Nous savons tous évidemment que l’idée de colère n’est pas l’état ressenti que j’éprouve quand je suis en colère. On se trompe quand on dit : « Les idées c’est abstrait et ça tue les ressentis ! ». L’abstraction ne consiste pas à sortir de la réalité comme on le croit quand on oppose l’idée de colère à l’état de colère.

L’abstraction, c’est l’acte de l’intelligence qui veut comprendre, expliquer ce qu’estla colère. Elle en intériorise le sens, lui donne une signification. Sinon je ne saurai jamais ce qu’elle est. Le ressenti colère postule donc une définition qui est toujours nécessairement une idée abstraite.

Développons mieux encore. Si maintenant je dis: « Tu n’as pas le droit d’être en colère contre telle ou telle personne, car tu la blesses », que fait  mon intelligence ? Elle complète la simple définition colère. Elle prononce un jugement, moral, en l’occurrence : « Tu n’as pas le droit de blesser autrui » car tu dois le respecter. Ainsi voit-on clairement le rôle de l’intelligence : elle est cette faculté humaine qui définit les êtres et les choses avec des concepts ou idées abstraites pour comprendre et juger l’enjeu d’une réalité : la colère peut blesser ! Je dois respecter autrui. On voit bien par cet exemple que le respect d’autrui est une notion morale abstraite. L’abstraction bien comprise n’est donc pas, comme on le croit souvent, un éloignement du réel, elle est la faculté qui dévoile, qui révèle le dedans du réel.

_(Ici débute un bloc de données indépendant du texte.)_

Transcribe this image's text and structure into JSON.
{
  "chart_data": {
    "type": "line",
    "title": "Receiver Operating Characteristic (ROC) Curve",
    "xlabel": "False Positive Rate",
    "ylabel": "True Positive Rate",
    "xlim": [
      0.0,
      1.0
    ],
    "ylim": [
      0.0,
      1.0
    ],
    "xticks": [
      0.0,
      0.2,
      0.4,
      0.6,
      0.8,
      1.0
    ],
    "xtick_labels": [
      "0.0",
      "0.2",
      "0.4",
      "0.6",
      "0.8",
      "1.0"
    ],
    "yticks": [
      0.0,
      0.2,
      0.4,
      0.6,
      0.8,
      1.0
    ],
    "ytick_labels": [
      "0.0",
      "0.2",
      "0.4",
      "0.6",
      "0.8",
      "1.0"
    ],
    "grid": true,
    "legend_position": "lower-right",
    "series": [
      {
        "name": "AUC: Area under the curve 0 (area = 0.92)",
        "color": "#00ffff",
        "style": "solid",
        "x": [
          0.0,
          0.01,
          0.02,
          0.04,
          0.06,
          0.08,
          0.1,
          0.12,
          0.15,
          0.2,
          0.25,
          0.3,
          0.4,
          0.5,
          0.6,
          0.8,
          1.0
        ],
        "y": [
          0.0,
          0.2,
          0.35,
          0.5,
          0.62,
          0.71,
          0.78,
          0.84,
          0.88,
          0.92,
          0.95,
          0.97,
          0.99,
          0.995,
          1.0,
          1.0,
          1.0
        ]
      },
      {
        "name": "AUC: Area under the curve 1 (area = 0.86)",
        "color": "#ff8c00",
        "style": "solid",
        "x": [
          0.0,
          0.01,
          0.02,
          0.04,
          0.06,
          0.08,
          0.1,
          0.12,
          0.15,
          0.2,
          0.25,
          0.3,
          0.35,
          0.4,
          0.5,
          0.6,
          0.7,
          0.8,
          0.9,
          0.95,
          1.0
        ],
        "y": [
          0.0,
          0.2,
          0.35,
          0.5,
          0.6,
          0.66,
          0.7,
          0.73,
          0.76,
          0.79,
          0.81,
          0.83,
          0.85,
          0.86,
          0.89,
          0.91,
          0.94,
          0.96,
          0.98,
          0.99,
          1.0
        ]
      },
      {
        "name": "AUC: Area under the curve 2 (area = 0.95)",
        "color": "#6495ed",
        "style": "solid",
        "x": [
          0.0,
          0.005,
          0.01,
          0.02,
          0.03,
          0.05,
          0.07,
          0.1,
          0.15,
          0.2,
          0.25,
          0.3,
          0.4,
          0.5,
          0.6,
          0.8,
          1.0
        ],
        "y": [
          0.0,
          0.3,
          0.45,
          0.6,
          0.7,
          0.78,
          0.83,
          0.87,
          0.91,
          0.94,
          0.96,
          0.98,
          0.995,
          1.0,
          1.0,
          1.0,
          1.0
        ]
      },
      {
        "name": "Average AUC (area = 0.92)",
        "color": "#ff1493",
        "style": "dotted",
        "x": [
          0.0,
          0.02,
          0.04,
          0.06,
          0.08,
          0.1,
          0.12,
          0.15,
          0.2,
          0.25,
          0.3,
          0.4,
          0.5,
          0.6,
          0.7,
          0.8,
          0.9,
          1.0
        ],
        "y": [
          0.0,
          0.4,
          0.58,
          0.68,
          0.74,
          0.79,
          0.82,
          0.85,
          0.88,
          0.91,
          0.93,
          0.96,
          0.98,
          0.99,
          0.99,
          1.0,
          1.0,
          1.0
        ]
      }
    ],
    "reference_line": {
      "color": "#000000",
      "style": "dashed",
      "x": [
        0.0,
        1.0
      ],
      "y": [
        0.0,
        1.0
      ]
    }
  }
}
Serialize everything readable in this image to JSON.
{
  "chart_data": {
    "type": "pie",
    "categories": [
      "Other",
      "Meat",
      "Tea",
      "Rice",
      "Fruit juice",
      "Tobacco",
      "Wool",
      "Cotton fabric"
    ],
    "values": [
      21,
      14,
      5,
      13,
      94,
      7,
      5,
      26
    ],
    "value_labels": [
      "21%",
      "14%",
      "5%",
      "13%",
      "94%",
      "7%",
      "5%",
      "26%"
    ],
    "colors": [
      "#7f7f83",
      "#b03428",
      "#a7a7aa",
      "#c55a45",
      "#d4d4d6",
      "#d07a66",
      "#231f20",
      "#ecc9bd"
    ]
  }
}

Quand nous lisons un livre ou le journal du jour par exemple, que faisons-nous ? Notre intelligence doit nécessairement relier les mots d’une phrase pour en comprendre le sens. Sans quoi nous ne comprendrons rien à ce texte. Nous ne cessons, quand nous lisons un roman, de faire des liaisons de mots et de phrases. Ces liaisons sont abstraites. Les 26 lettres de notre alphabet qui composent mots et phrases sont des signes abstraits inventés par notre intelligence pour composer ces mots et ces phrases sans lesquels nous ne pourrions pas nous représenter, imaginer le monde du roman, ni les actions des personnages créés par l’auteur. Grâce à l’abstraction, nous produisons en fait l’univers des ressentis multiples que le roman suggère.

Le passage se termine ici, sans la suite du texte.